Let's see what happens if we try to cheat on Dr. Nyquist: • In the figure above, a wheel is rolling from left to right at each row. We take snapshots of it that are shown as colored wheels. A mark on the wheel shows how far it has rotated. • In the top row, the snapshots are close together, and we see that the wheel rotates 90° between snapshots. • In the second row, the darkened circles show what we would see if we took snapshots 1/8th as fast. The wheel would appear to not be rotating, since the black line is always at the top. • In the third row, the snapshots are taken 1/9th as fast as the top row, and the wheel appears to be rotating much slower than expected. • In the fourth row, the snapshots are taken 1/7th as fast as in the top row, and the wheel appears to be rotating BACKWARDS.
ALIASING: When a signal is sampled such that the Nyquist rule is not followed, the information at frequencies above the Nyquist is not LOST, it is moved to a lower frequency. If we fold a plot of amplitude vs. frequency at the Nyquist frequency, the energy in frequencies above the Nyquist will show up in our digital data "folded back" around the Nyquist frequency. If the analog frequency of a signal is 45 Hz, and the sampling frequency is 50 Hz, then the Nyquist frequency is 25 Hz. The signal in question is 20 Hz above the Nyquist, and after digitizing, it will appear at 20 Hz below the Nyquist, or at 5 Hz.
WHY DIGITAL ANALYSIS? Seismic data are often contaminated by noise, and recorded in weird formats. With careful processing, we can increase the signal-to-noise ratio, and remove unwanted effects. We may want to combine seismograms from different times and different geophones, or "stretch" seismograms depending on the velocity of the material the arrivals traveled through, so that they have a "depth" axis, rather than a time axis. If the seismic source for our data is complex, we may want to remove its effects so that we can see the effects of the earth instead. These operations are FAR easier and more accurate to do digitally than with analog operations.
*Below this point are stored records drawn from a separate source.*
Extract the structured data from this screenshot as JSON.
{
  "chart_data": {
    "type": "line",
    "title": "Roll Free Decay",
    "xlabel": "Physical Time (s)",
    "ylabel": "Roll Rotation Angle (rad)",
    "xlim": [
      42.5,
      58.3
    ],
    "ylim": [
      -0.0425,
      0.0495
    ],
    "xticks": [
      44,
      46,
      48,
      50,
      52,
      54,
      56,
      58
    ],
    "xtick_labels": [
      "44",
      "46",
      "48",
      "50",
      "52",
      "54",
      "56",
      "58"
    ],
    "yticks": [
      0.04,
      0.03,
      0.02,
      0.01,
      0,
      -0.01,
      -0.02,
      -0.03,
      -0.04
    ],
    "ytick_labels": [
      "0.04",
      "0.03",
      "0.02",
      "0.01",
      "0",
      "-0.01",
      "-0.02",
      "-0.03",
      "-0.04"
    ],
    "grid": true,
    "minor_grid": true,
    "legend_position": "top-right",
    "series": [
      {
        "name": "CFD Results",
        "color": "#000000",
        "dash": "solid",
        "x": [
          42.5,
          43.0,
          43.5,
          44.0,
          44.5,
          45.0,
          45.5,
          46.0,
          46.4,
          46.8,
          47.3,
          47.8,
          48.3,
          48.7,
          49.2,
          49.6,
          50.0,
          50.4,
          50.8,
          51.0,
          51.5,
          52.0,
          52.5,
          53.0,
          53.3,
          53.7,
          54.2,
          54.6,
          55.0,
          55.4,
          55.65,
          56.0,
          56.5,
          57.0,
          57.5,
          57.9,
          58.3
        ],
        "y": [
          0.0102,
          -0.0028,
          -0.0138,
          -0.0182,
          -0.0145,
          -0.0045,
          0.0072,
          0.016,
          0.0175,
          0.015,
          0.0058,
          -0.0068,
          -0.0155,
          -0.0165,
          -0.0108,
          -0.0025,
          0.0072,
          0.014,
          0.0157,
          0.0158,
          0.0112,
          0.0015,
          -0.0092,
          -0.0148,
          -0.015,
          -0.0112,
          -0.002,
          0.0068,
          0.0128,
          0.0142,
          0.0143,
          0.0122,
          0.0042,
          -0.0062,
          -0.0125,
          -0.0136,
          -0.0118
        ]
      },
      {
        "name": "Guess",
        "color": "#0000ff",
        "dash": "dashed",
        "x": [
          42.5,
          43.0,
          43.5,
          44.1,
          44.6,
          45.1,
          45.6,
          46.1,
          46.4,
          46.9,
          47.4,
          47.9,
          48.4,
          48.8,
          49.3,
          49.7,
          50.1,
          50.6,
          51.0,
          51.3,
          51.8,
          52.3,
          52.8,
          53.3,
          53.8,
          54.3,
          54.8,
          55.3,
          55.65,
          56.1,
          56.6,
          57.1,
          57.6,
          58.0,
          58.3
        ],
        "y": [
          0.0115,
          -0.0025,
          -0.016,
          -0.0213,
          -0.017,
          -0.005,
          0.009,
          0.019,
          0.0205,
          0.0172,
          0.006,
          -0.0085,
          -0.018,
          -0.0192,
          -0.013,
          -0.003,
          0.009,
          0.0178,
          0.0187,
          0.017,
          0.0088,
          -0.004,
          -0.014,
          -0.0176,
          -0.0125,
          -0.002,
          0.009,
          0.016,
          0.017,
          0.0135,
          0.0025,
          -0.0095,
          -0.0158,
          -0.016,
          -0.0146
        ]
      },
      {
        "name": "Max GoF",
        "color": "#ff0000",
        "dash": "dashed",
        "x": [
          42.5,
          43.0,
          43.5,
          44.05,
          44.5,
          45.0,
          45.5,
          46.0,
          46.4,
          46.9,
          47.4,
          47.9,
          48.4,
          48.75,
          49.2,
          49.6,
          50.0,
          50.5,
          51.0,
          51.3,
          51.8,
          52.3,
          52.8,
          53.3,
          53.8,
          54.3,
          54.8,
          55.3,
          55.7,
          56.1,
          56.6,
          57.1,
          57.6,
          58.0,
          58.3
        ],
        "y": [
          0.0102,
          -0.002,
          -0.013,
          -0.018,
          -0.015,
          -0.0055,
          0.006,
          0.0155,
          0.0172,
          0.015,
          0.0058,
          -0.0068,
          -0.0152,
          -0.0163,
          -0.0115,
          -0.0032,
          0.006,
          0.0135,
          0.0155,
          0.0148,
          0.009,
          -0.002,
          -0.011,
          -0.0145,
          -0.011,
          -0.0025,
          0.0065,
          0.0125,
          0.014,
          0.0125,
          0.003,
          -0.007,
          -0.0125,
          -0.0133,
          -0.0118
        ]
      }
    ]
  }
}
Also, digital data can be copied nearly forever without loss of information or introduction of noise. This is NOT true of analog data - as you may know from trying to copy music or video from tape-to-tape. In fact, the GENETIC CODE is DIGITAL. If it weren't, mutations would be much more common. However, it is possible for digital signals to lose or distort information that was in the analog signal if digitization is not performed well. If the signal amplitude is too large for the dynamic range of the system, the signal will be clipped. Clipping adds noise to a signal. If the RESOLUTION of the digitizing system is too low, the uncertainty in the signal level will add noise to the data. If the TIME at which a particular sample was taken is uncertain, then noise is added to the data.
SIGNAL COMPRESSION is often applied to digital signals to make them fit into a smaller space in memory. Such compression is LOSSLESS if NO information is lost from the original digital signal, or LOSSY if information is lost. Lossy compression is NOT a good idea if the data are to be further processed, but it can be a great space saver for many applications. JPEG and MPEG are lossy compression schemes.
What types of operations can be done efficiently on a computer? Several operations are important, and they are based on the operations you already know - like addition, subtraction, and multiplication, plus two new operations that we will study - convolution and Fourier Transform. These two processes form the backbone of nearly all digital analysis.